On Friday last, our son Paul and I started on what we thought would be a handy enough job, i.e. clearing out the attic. As it turns out, nothing could have been further from the truth.

If ever we found out that we really are a nation of hoarders, we discovered it that day. You would not believe all the stuff that we had put up there over the years, from old discarded cases to cardboard boxes, all kinds of broken electrical items, bags of old shoes, and at least twenty bags of old clothes. There were also some items which confused us; we had no idea when we bought them, or even what they were for!

As Friday was a very warm day, by the time we were finished we had worked up a good sweat and were definitely a few pounds lighter. In the end anyway, we got most of it out of the way.

This all comes to mind as the good lads from Warm N Cosy Homes are currently here – in that very same attic – to do whatever they do! Actually, they’re busy insulating the attic and pumping the walls to make sure we are warm and cosy (sorry lads) during the coming winters.

At the time of writing, I haven’t received any complaints from the lads about said attic, but I am waiting to hear from them – because we left a couple of items, including the Christmas tree, behind us.

Anyway, I think we will have them for a couple of days, but hopefully when all the drilling is done and everything is sorted, we will feel the benefit of it all when the ice and snow is on the ground.
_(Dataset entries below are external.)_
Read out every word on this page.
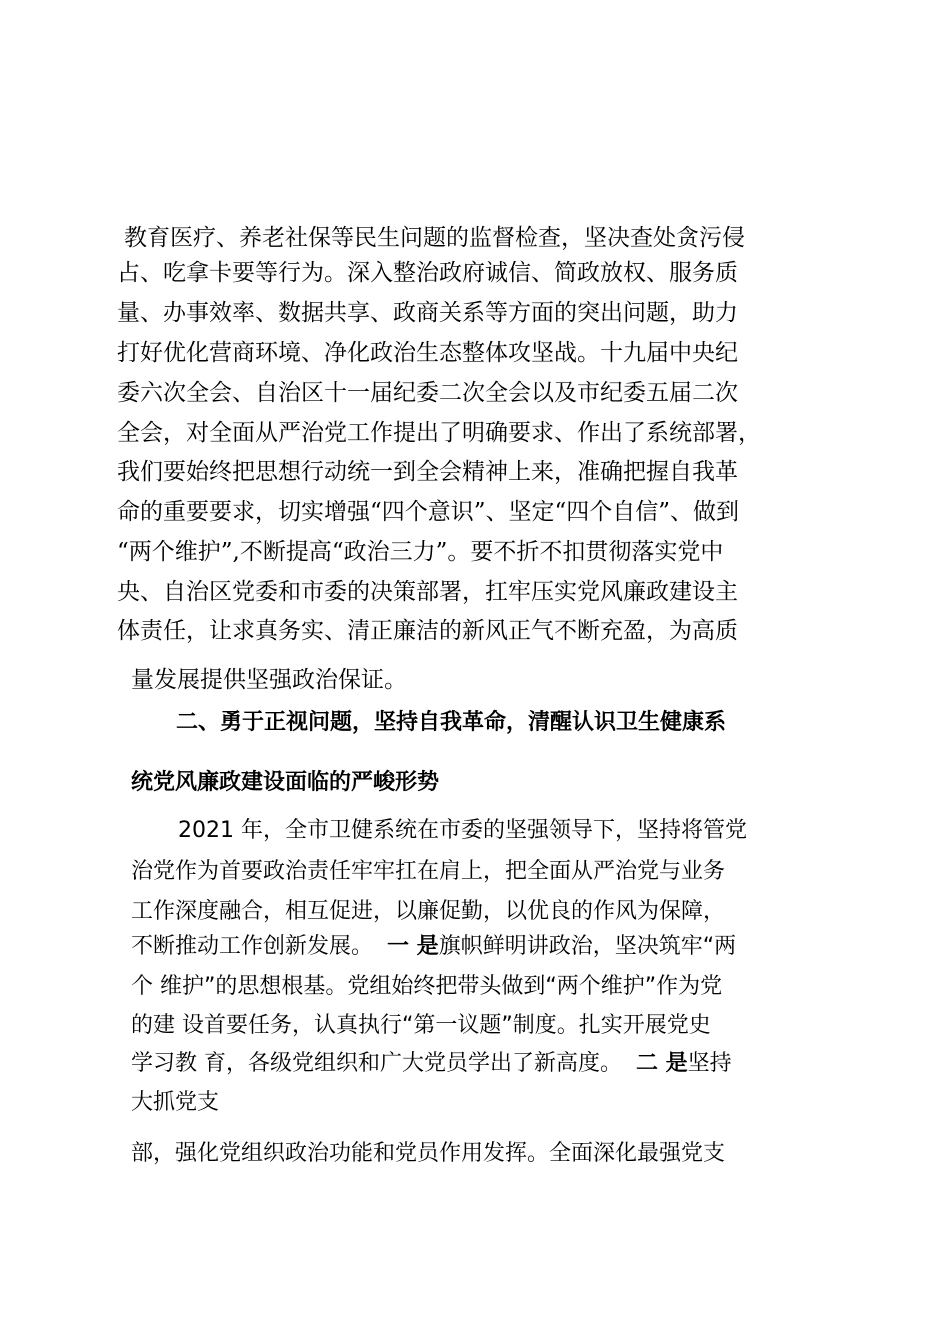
教育医疗、养老社保等民生问题的监督检查，坚决查处贪污侵

占、吃拿卡要等行为。深入整治政府诚信、简政放权、服务质

量、办事效率、数据共享、政商关系等方面的突出问题，助力

打好优化营商环境、净化政治生态整体攻坚战。十九届中央纪

委六次全会、自治区十一届纪委二次全会以及市纪委五届二次

全会，对全面从严治党工作提出了明确要求、作出了系统部署，

我们要始终把思想行动统一到全会精神上来，准确把握自我革

命的重要要求，切实增强“四个意识”、坚定“四个自信”、做到

“两个维护”,不断提高“政治三力”。要不折不扣贯彻落实党中

央、自治区党委和市委的决策部署，扛牢压实党风廉政建设主

体责任，让求真务实、清正廉洁的新风正气不断充盈，为高质

量发展提供坚强政治保证。

二、勇于正视问题，坚持自我革命，清醒认识卫生健康系

统党风廉政建设面临的严峻形势

2021 年，全市卫健系统在市委的坚强领导下，坚持将管党

治党作为首要政治责任牢牢扛在肩上，把全面从严治党与业务

工作深度融合，相互促进，以廉促勤，以优良的作风为保障，

不断推动工作创新发展。 一 是旗帜鲜明讲政治，坚决筑牢“两

个 维护”的思想根基。党组始终把带头做到“两个维护”作为党

的建 设首要任务，认真执行“第一议题”制度。扎实开展党史

学习教 育，各级党组织和广大党员学出了新高度。 二 是坚持

大抓党支

部，强化党组织政治功能和党员作用发挥。全面深化最强党支
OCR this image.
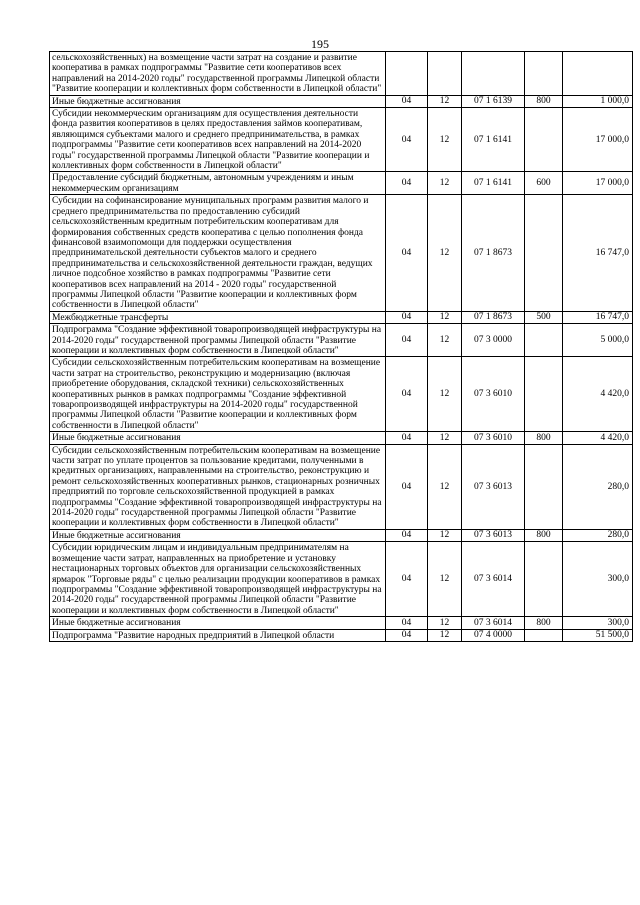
195
сельскохозяйственных) на возмещение части затрат на создание и развитие кооператива в рамках подпрограммы "Развитие сети кооперативов всех направлений на 2014-2020 годы" государственной программы Липецкой области "Развитие кооперации и коллективных форм собственности в Липецкой области"					
Иные бюджетные ассигнования	04	12	07 1 6139	800	1 000,0
Субсидии некоммерческим организациям для осуществления деятельности фонда развития кооперативов в целях предоставления займов кооперативам, являющимся субъектами малого и среднего предпринимательства, в рамках подпрограммы "Развитие сети кооперативов всех направлений на 2014-2020 годы" государственной программы Липецкой области "Развитие кооперации и коллективных форм собственности в Липецкой области"	04	12	07 1 6141		17 000,0
Предоставление субсидий бюджетным, автономным учреждениям и иным некоммерческим организациям	04	12	07 1 6141	600	17 000,0
Субсидии на софинансирование муниципальных программ развития малого и среднего предпринимательства по предоставлению субсидий сельскохозяйственным кредитным потребительским кооперативам для формирования собственных средств кооператива с целью пополнения фонда финансовой взаимопомощи для поддержки осуществления предпринимательской деятельности субъектов малого и среднего предпринимательства и сельскохозяйственной деятельности граждан, ведущих личное подсобное хозяйство в рамках подпрограммы "Развитие сети кооперативов всех направлений на 2014 - 2020 годы" государственной программы Липецкой области "Развитие кооперации и коллективных форм собственности в Липецкой области"	04	12	07 1 8673		16 747,0
Межбюджетные трансферты	04	12	07 1 8673	500	16 747,0
Подпрограмма "Создание эффективной товаропроизводящей инфраструктуры на 2014-2020 годы" государственной программы Липецкой области "Развитие кооперации и коллективных форм собственности в Липецкой области"	04	12	07 3 0000		5 000,0
Субсидии сельскохозяйственным потребительским кооперативам на возмещение части затрат на строительство, реконструкцию и модернизацию (включая приобретение оборудования, складской техники) сельскохозяйственных кооперативных рынков в рамках подпрограммы "Создание эффективной товаропроизводящей инфраструктуры на 2014-2020 годы" государственной программы Липецкой области "Развитие кооперации и коллективных форм собственности в Липецкой области"	04	12	07 3 6010		4 420,0
Иные бюджетные ассигнования	04	12	07 3 6010	800	4 420,0
Субсидии сельскохозяйственным потребительским кооперативам на возмещение части затрат по уплате процентов за пользование кредитами, полученными в кредитных организациях, направленными на строительство, реконструкцию и ремонт сельскохозяйственных кооперативных рынков, стационарных розничных предприятий по торговле сельскохозяйственной продукцией в рамках подпрограммы "Создание эффективной товаропроизводящей инфраструктуры на 2014-2020 годы" государственной программы Липецкой области "Развитие кооперации и коллективных форм собственности в Липецкой области"	04	12	07 3 6013		280,0
Иные бюджетные ассигнования	04	12	07 3 6013	800	280,0
Субсидии юридическим лицам и индивидуальным предпринимателям на возмещение части затрат, направленных на приобретение и установку нестационарных торговых объектов для организации сельскохозяйственных ярмарок "Торговые ряды" с целью реализации продукции кооперативов в рамках подпрограммы "Создание эффективной товаропроизводящей инфраструктуры на 2014-2020 годы" государственной программы Липецкой области "Развитие кооперации и коллективных форм собственности в Липецкой области"	04	12	07 3 6014		300,0
Иные бюджетные ассигнования	04	12	07 3 6014	800	300,0
Подпрограмма "Развитие народных предприятий в Липецкой области	04	12	07 4 0000		51 500,0
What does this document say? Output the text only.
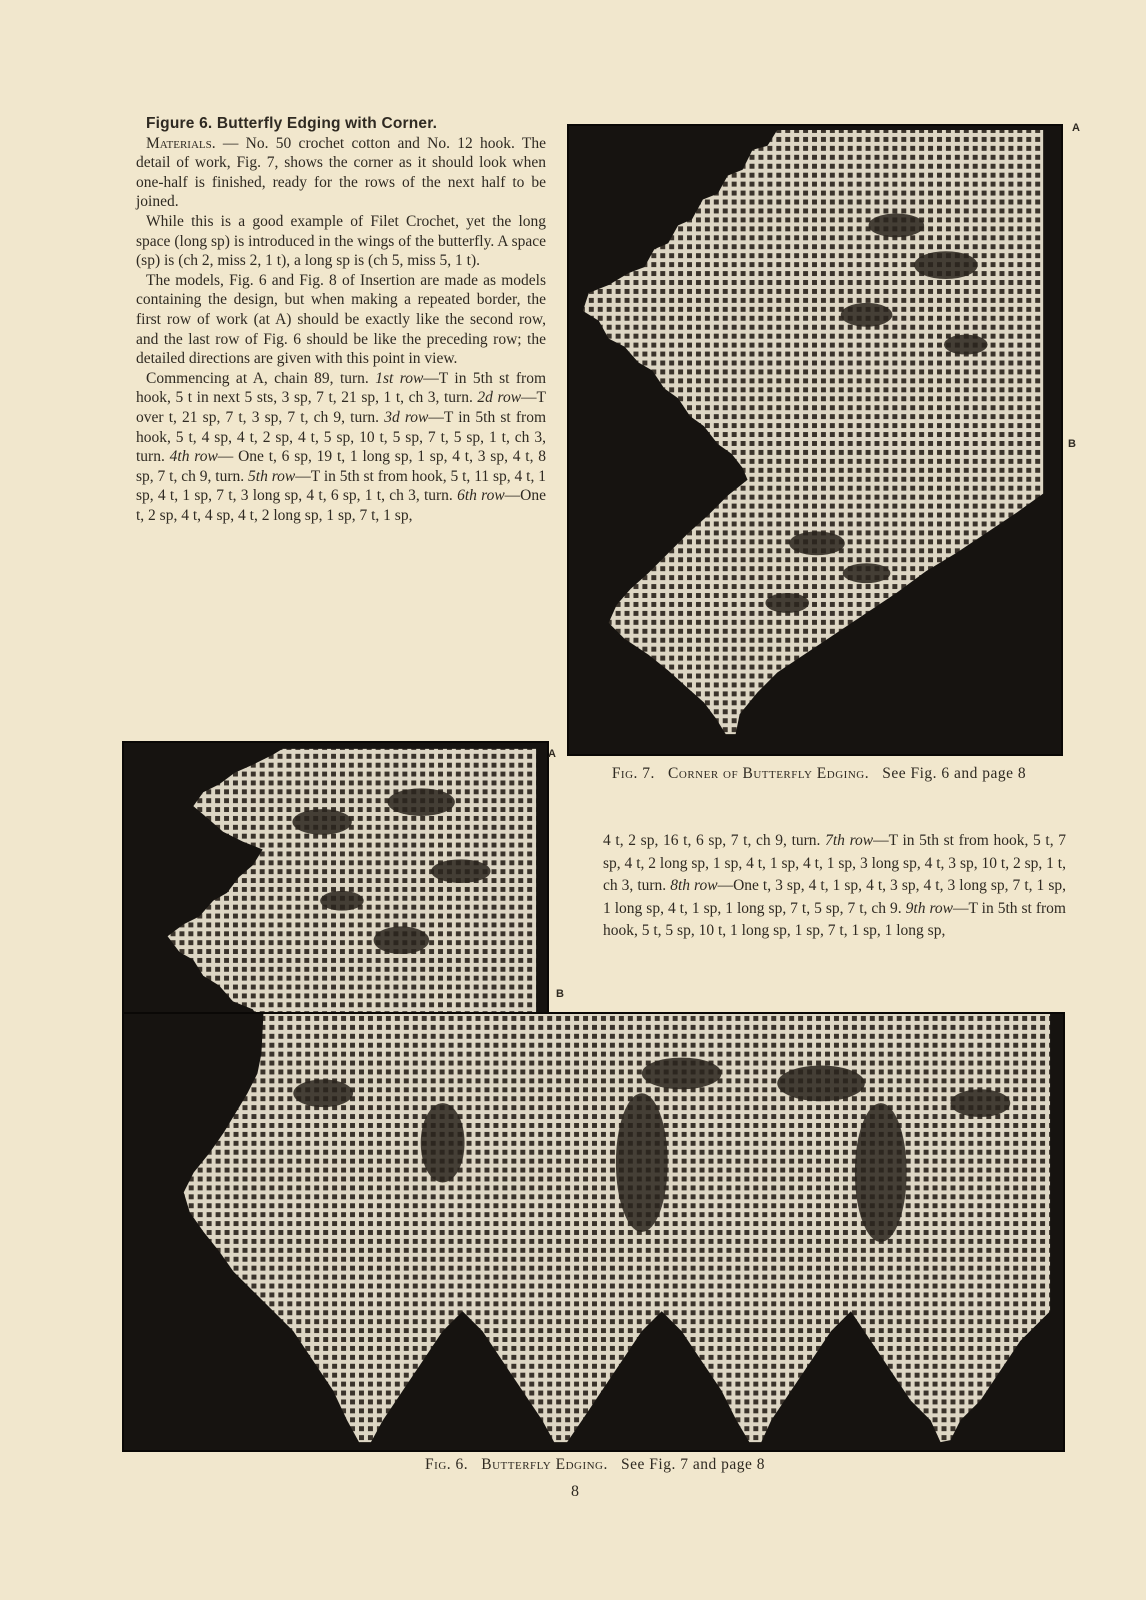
Figure 6. Butterfly Edging with Corner.

Materials. — No. 50 crochet cotton and No. 12 hook. The detail of work, Fig. 7, shows the corner as it should look when one-half is finished, ready for the rows of the next half to be joined.

While this is a good example of Filet Crochet, yet the long space (long sp) is introduced in the wings of the butterfly. A space (sp) is (ch 2, miss 2, 1 t), a long sp is (ch 5, miss 5, 1 t).

The models, Fig. 6 and Fig. 8 of Insertion are made as models containing the design, but when making a repeated border, the first row of work (at A) should be exactly like the second row, and the last row of Fig. 6 should be like the preceding row; the detailed directions are given with this point in view.

Commencing at A, chain 89, turn. 1st row—T in 5th st from hook, 5 t in next 5 sts, 3 sp, 7 t, 21 sp, 1 t, ch 3, turn. 2d row—T over t, 21 sp, 7 t, 3 sp, 7 t, ch 9, turn. 3d row—T in 5th st from hook, 5 t, 4 sp, 4 t, 2 sp, 4 t, 5 sp, 10 t, 5 sp, 7 t, 5 sp, 1 t, ch 3, turn. 4th row— One t, 6 sp, 19 t, 1 long sp, 1 sp, 4 t, 3 sp, 4 t, 8 sp, 7 t, ch 9, turn. 5th row—T in 5th st from hook, 5 t, 11 sp, 4 t, 1 sp, 4 t, 1 sp, 7 t, 3 long sp, 4 t, 6 sp, 1 t, ch 3, turn. 6th row—One t, 2 sp, 4 t, 4 sp, 4 t, 2 long sp, 1 sp, 7 t, 1 sp,

A
B
Fig. 7. Corner of Butterfly Edging. See Fig. 6 and page 8

4 t, 2 sp, 16 t, 6 sp, 7 t, ch 9, turn. 7th row—T in 5th st from hook, 5 t, 7 sp, 4 t, 2 long sp, 1 sp, 4 t, 1 sp, 4 t, 1 sp, 3 long sp, 4 t, 3 sp, 10 t, 2 sp, 1 t, ch 3, turn. 8th row—One t, 3 sp, 4 t, 1 sp, 4 t, 3 sp, 4 t, 3 long sp, 7 t, 1 sp, 1 long sp, 4 t, 1 sp, 1 long sp, 7 t, 5 sp, 7 t, ch 9. 9th row—T in 5th st from hook, 5 t, 5 sp, 10 t, 1 long sp, 1 sp, 7 t, 1 sp, 1 long sp,

A
B
Fig. 6. Butterfly Edging. See Fig. 7 and page 8
8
Garth, hotels, and the money!

Once again it appears some in the hospitality sector outdid themselves when it came to increasing hotel prices around Dublin, with rates of up to €1,400 being charged for a room over the Garth Brooks concert weekends. Such greed should be stamped out. Is it any wonder some tourists regard us as a no go area?

Garth himself says he wants to come back at some stage. To be fair, if I generated as many millions as he did here (in my entire life, never mind five nights), I’d want to come back as well!


And finally…

Marie Fitzmaurice asks me to remind you all that the Glinsk ladies group invite you to Glinsk Community Centre on this Sunday, 25th of September to celebrate the 30th anniversary of the annual Galway Hospice fundraiser. It’s all happening between 3 pm and 5 pm and the ladies will be providing free teas and coffees and sweet treats. They invite the community to partake in a virtual walk in aid of Hospice and all donations will be entered in a free raffle.

There will be a donation box with raffle tickets in Dowd’s of Glinsk. The ladies really appreciate your support. So don’t forget, head to Glinsk Community Centre on Sunday after the dinner; don’t bother with dessert as there will be loads of free goodies waiting there for you (just don’t eat too much!).